Software Notebook: Microsoft, others tap music veterans
By TODD BISHOP
Monday February 26th, 2007
Like many Microsoft Corp. employees, Kyle Hopkins and his team bring years of experience to their jobs. Unlike many others, they won't be found debating the finer points of Windows coding or SQL Server database security.
But if the subject is the musical similarities between the Germs and the Blood Brothers, then this is the right group.
Andy Rogers / P-I
Zune Marketplace editorial team: Paul Pearson, in
Zune. Behind him, from left, Kyle Hopkins, Omid
Fatemi, Jon Kertzer, Andy Kessler and Emily Griffin.
Hopkins -- also known as DJ "Kid Hops" on KEXP-FM -- leads a group of music experts, disc jockeys, producers, journalists and musicians responsible for editorial content and programming on Zune Marketplace. The online music service works with the Zune device, Microsoft's bid to take on Apple Inc.'s dominant iTunes and iPod combination.
"All of our backgrounds are in music," Hopkins said. "We're music fanatics. That's why we're doing this."
The composition of the Zune team reflects the ongoing blurring of lines between the music business and traditional tech companies. To the outside world, the interplay between the two industries is most visible as top executives from each grapple with tough issues such as copy protections for digital music. But it's also evident in hiring patterns.
And not just at Microsoft. At RealNetworks Inc., for example, the editorial team behind the Rhapsody digital music service is a slate of music-journalism and radio industry veterans.
"The technology guys need to know how to structure their services so that they appeal to the music listener, and that's what the people that they're hiring have knowledge about," said Phil Leigh, senior analyst at market research firm Inside Digital Media Inc.
For music consumers, the importance of that expert guidance increases with the ability to access more and more music online. Music services such as Rhapsody, Zune Marketplace and iTunes offer millions of tracks, and it's not difficult to get lost in it all.
"The question becomes, how do you find what you're going to like?" said Jon Kertzer, whose varied career in music now includes programming the world, jazz, blues and classical genres for Zune Marketplace. "That's what we're here for."
Common editorial duties at online music services include assembling playlists, writing accompanying articles or reviews, and choosing which songs and albums to highlight.
"All the brand new releases definitely have a home within Zune Marketplace, but there's room to highlight really cool stuff from the past, as well, and we take a lot of time to do that," Hopkins said.
One major difference from the offline music world is the role of data, said Jon Maples, Rhapsody's editor in chief.
"You have up-to-the-minute statistics that you can review immediately," he said. "The whole idea of programming by feel is important ... but we can tell when something is successful and when something is not almost instantaneously."
For music writers shifting from traditional magazines and radio stations, another major difference is that they can't simply dismiss particular artists out of hand, Maples said.

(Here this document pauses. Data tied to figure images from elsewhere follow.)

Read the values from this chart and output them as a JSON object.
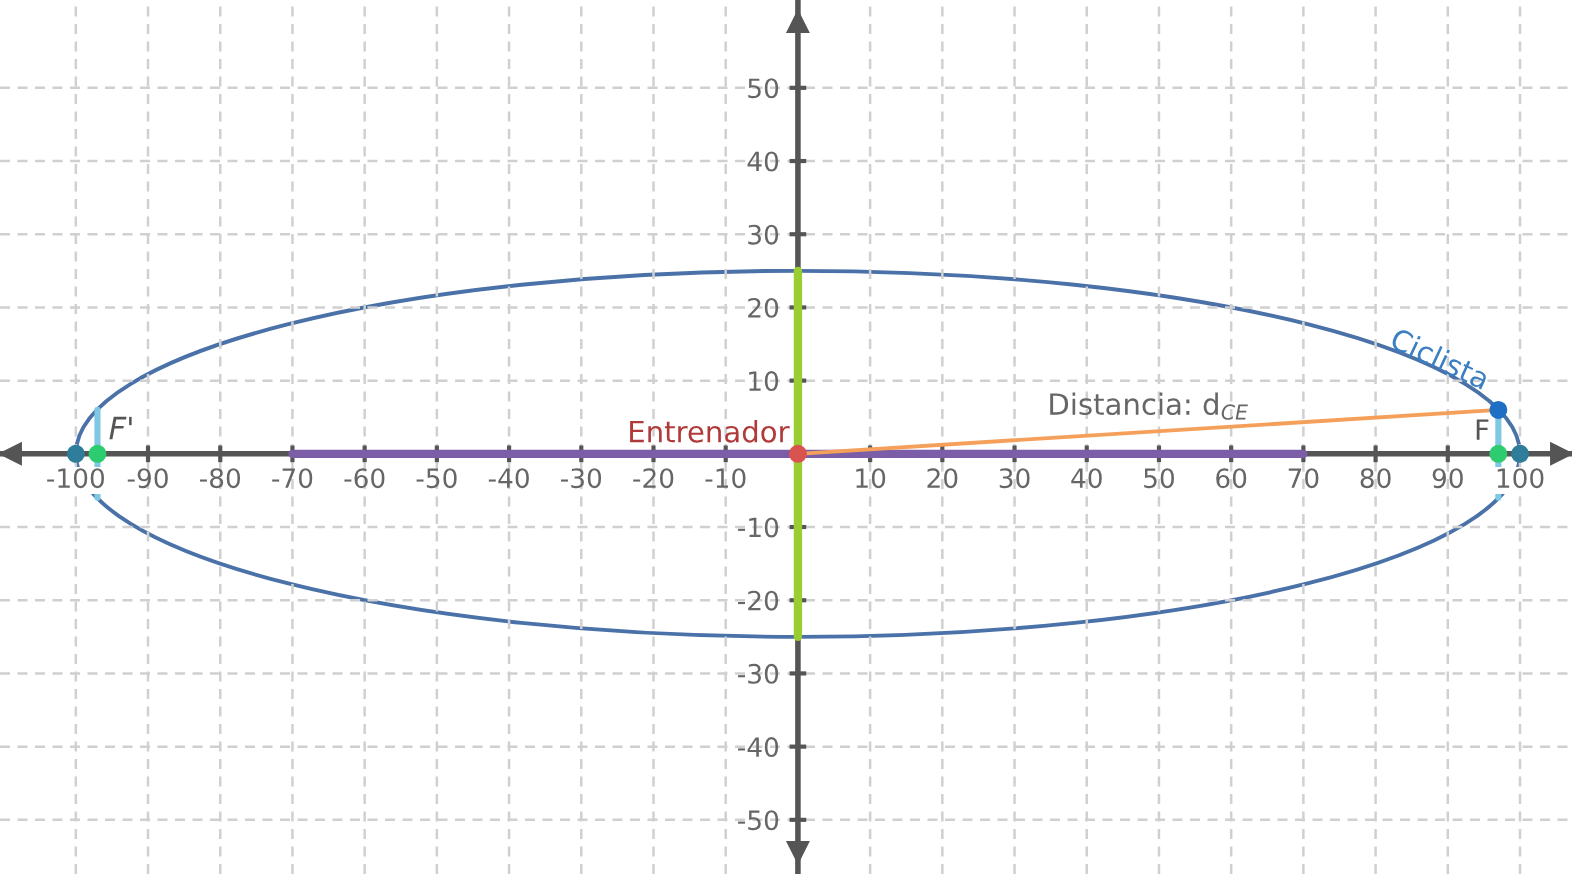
{
  "chart_data": {
    "type": "line",
    "xlim": [
      -110.5,
      107.2
    ],
    "ylim": [
      -57.4,
      62
    ],
    "xticks": [
      -100,
      -90,
      -80,
      -70,
      -60,
      -50,
      -40,
      -30,
      -20,
      -10,
      10,
      20,
      30,
      40,
      50,
      60,
      70,
      80,
      90,
      100
    ],
    "yticks": [
      -50,
      -40,
      -30,
      -20,
      -10,
      10,
      20,
      30,
      40,
      50
    ],
    "grid": true,
    "series": [
      {
        "color": "#7b5ea7",
        "x": [
          -70,
          70
        ],
        "values": [
          0,
          0
        ]
      },
      {
        "color": "#9acd32",
        "x": [
          0,
          0
        ],
        "values": [
          -25,
          25
        ]
      },
      {
        "color": "#f5a05a",
        "x": [
          0,
          97
        ],
        "values": [
          0,
          6
        ]
      },
      {
        "color": "#7ec8e3",
        "x": [
          -97,
          -97
        ],
        "values": [
          -6,
          6
        ]
      },
      {
        "color": "#7ec8e3",
        "x": [
          97,
          97
        ],
        "values": [
          -6,
          6
        ]
      },
      {
        "type": "scatter",
        "color": "#2e7d9a",
        "x": [
          -100,
          100
        ],
        "values": [
          0,
          0
        ]
      },
      {
        "type": "scatter",
        "color": "#2ecc71",
        "x": [
          -97,
          97
        ],
        "values": [
          0,
          0
        ]
      },
      {
        "type": "scatter",
        "color": "#1f6fc4",
        "x": [
          97
        ],
        "values": [
          6
        ]
      },
      {
        "type": "scatter",
        "color": "#d9534f",
        "x": [
          0
        ],
        "values": [
          0
        ]
      }
    ],
    "annotations": [
      {
        "text": "F'",
        "x": -97,
        "y": 0
      },
      {
        "text": "F",
        "x": 97,
        "y": 0
      },
      {
        "text": "Entrenador",
        "x": 0,
        "y": 0
      },
      {
        "text": "Ciclista",
        "x": 97,
        "y": 6
      },
      {
        "text": "Distancia: d$_{CE}$",
        "x": 48.5,
        "y": 3
      }
    ]
  }
}
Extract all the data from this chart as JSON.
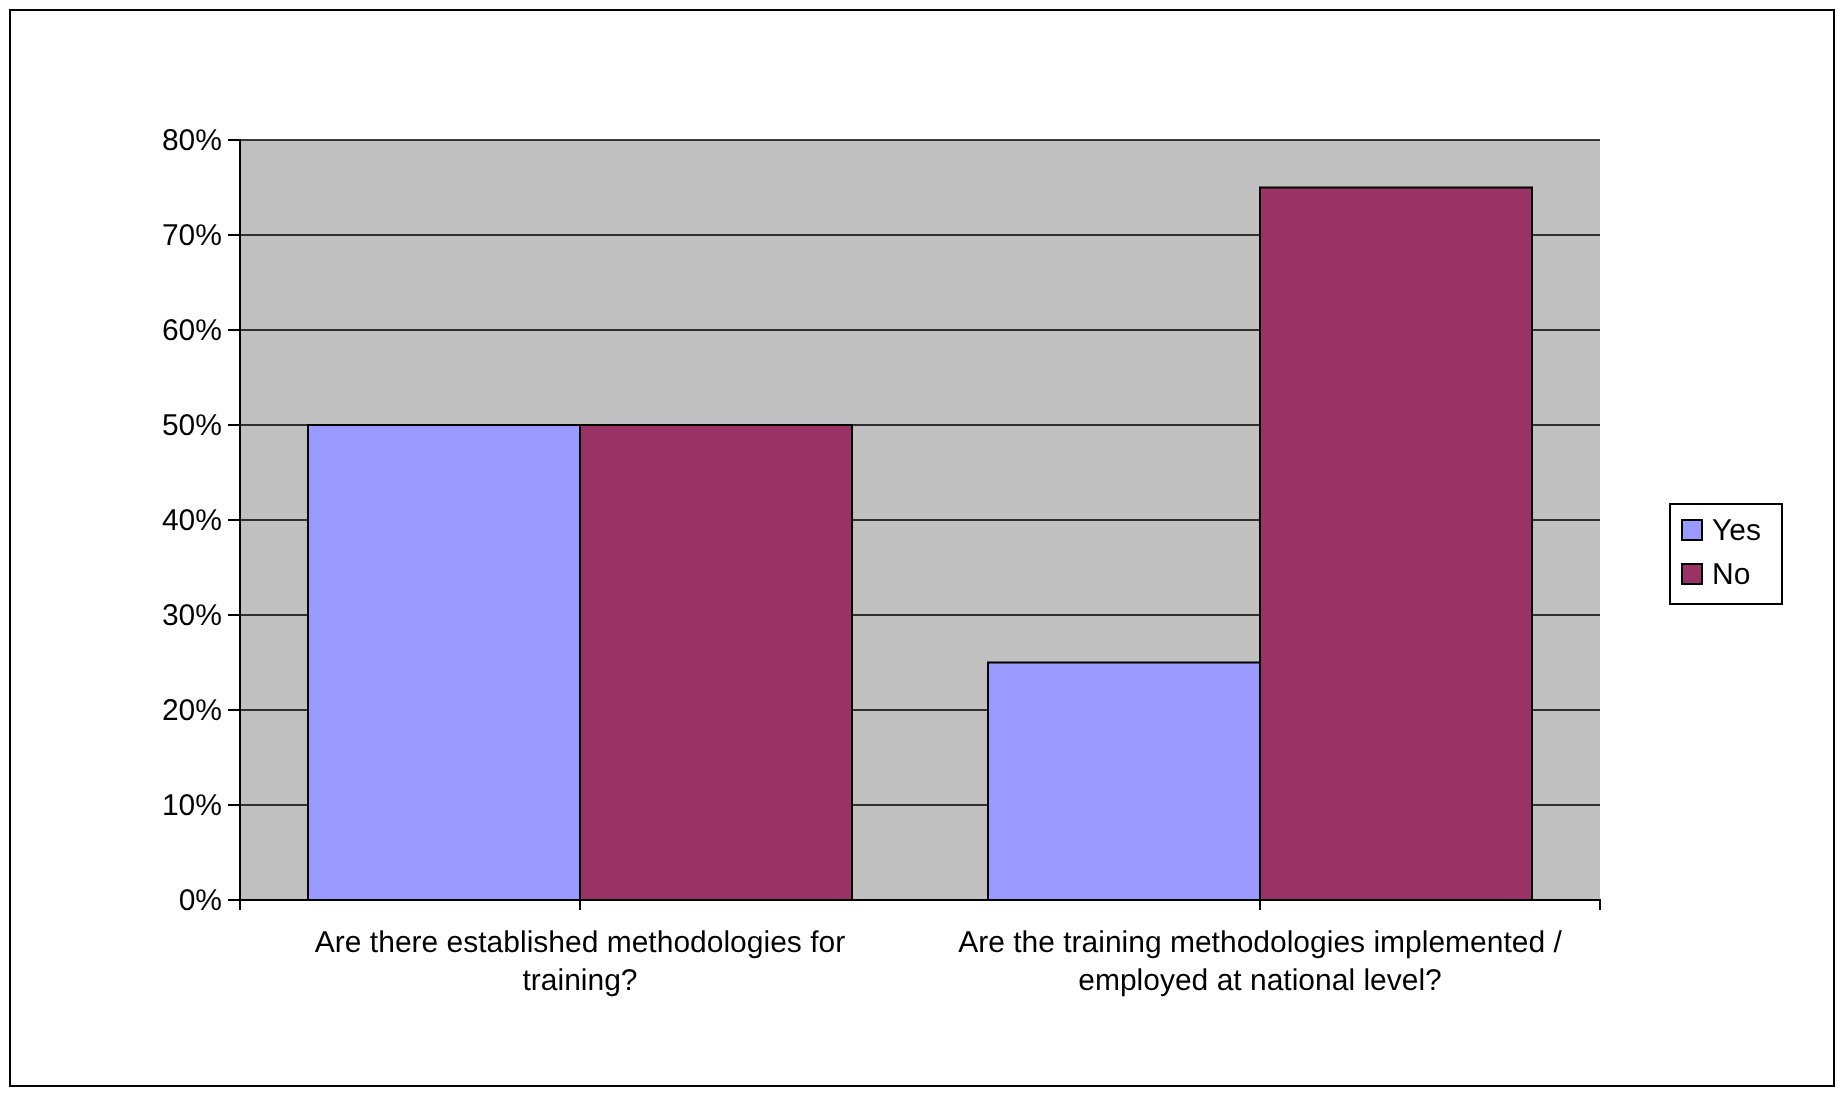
{
  "chart_data": {
    "type": "bar",
    "categories": [
      "Are there established methodologies for training?",
      "Are the training methodologies implemented / employed at national level?"
    ],
    "series": [
      {
        "name": "Yes",
        "color": "#9999ff",
        "values": [
          50,
          25
        ]
      },
      {
        "name": "No",
        "color": "#993366",
        "values": [
          50,
          75
        ]
      }
    ],
    "ylim": [
      0,
      80
    ],
    "yticks": [
      {
        "value": 0,
        "label": "0%"
      },
      {
        "value": 10,
        "label": "10%"
      },
      {
        "value": 20,
        "label": "20%"
      },
      {
        "value": 30,
        "label": "30%"
      },
      {
        "value": 40,
        "label": "40%"
      },
      {
        "value": 50,
        "label": "50%"
      },
      {
        "value": 60,
        "label": "60%"
      },
      {
        "value": 70,
        "label": "70%"
      },
      {
        "value": 80,
        "label": "80%"
      }
    ],
    "grid": "y",
    "legend": "right"
  }
}
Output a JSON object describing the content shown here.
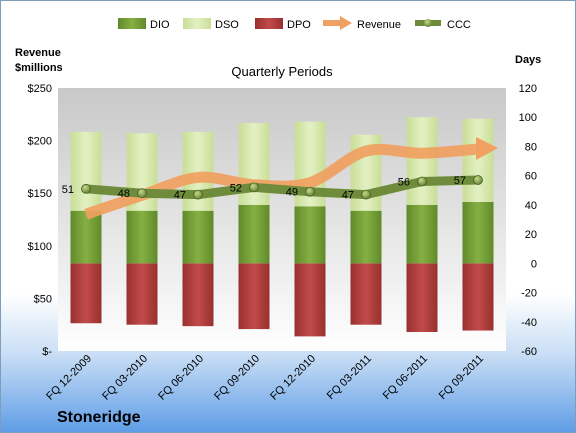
{
  "chart_data": {
    "type": "bar",
    "title": "Quarterly Periods",
    "company": "Stoneridge",
    "y_left_label_line1": "Revenue",
    "y_left_label_line2": "$millions",
    "y_right_label": "Days",
    "y_left_ticks": [
      "$250",
      "$200",
      "$150",
      "$100",
      "$50",
      "$-"
    ],
    "y_left_range": [
      0,
      250
    ],
    "y_right_ticks": [
      "120",
      "100",
      "80",
      "60",
      "40",
      "20",
      "0",
      "-20",
      "-40",
      "-60"
    ],
    "y_right_range": [
      -60,
      120
    ],
    "categories": [
      "FQ 12-2009",
      "FQ 03-2010",
      "FQ 06-2010",
      "FQ 09-2010",
      "FQ 12-2010",
      "FQ 03-2011",
      "FQ 06-2011",
      "FQ 09-2011"
    ],
    "series": [
      {
        "name": "DIO",
        "axis": "right",
        "color": "#77a035",
        "values": [
          36,
          36,
          36,
          40,
          39,
          36,
          40,
          42
        ]
      },
      {
        "name": "DSO",
        "axis": "right",
        "color": "#d7e8ae",
        "values": [
          54,
          53,
          54,
          56,
          58,
          52,
          60,
          57
        ]
      },
      {
        "name": "DPO",
        "axis": "right",
        "color": "#b0393b",
        "values": [
          41,
          42,
          43,
          45,
          50,
          42,
          47,
          46
        ]
      },
      {
        "name": "Revenue",
        "axis": "left",
        "color": "#f0a060",
        "values": [
          130,
          148,
          165,
          158,
          160,
          190,
          188,
          192
        ]
      },
      {
        "name": "CCC",
        "axis": "right",
        "color": "#6e8c3c",
        "values": [
          51,
          48,
          47,
          52,
          49,
          47,
          56,
          57
        ]
      }
    ],
    "ccc_labels": [
      "51",
      "48",
      "47",
      "52",
      "49",
      "47",
      "56",
      "57"
    ],
    "legend": [
      "DIO",
      "DSO",
      "DPO",
      "Revenue",
      "CCC"
    ],
    "legend_position": "top",
    "grid": false
  }
}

"Our customers aren't paying us 15 bucks a month for us to tell them that their musical taste sucks," he said. "We have to make sure that if someone is a Mariah Carey fan, we're serving their purposes."
That doesn't mean they can't write with some attitude.
"It's a sick fact of life that with the release of Rainbow, Ms. Carey pushed ahead of the Beatles as the artist with the most cumulative weeks spent at the top of the singles chart," wrote Linda Ryan, a Rhapsody senior editor, in one blurb. "On this release, her five-octave range takes a backseat to guest vocalists, easy hip-hop beats, dance grooves and plenty of flesh-peddling videos."
And a country music playlist featured prominently on Zune Marketplace last week was titled, "Rednecks: Hell yeah, hee-haw!" (Each song had "redneck" in its name.)
Microsoft put together the Zune Marketplace editorial group in advance of the Zune player's November launch, drawing people from the industry and from its earlier MSN Music initiative.
Members of the team include Andy Kessler, who was the guitarist for The Gits, the legendary Seattle punk rock band. Zune Marketplace writer Paul Pearson has been a DJ, independent record-store marketer and a repeat winner of the daunting Rhino Music Aptitude Test trivia challenge.
Emily Griffin, a Zune Marketplace music programmer, has worked as a radio producer and DJ, a music-magazine marketing director, and run her own company involved in music supervision and licensing for television and film.
Omid Fatemi, another Zune Marketplace music programmer and the team's self-described "hip-hop dude," has written for a variety of music publications and worked on projects including the well-regarded "Puma 5x12" box set designed to promote emerging artists.
Members of the group have been adjusting to certain aspects of the Microsoft culture, learning what the infamously numerous acronyms mean. But it's clear that these are not your ordinary Microsoft employees. Never, for example, will you hear them refer to one another by their e-mail aliases in casual conversation.
"No way," Fatemi said, smiling, as the rest of the group cracked up. "Actually, we're staunchly against that."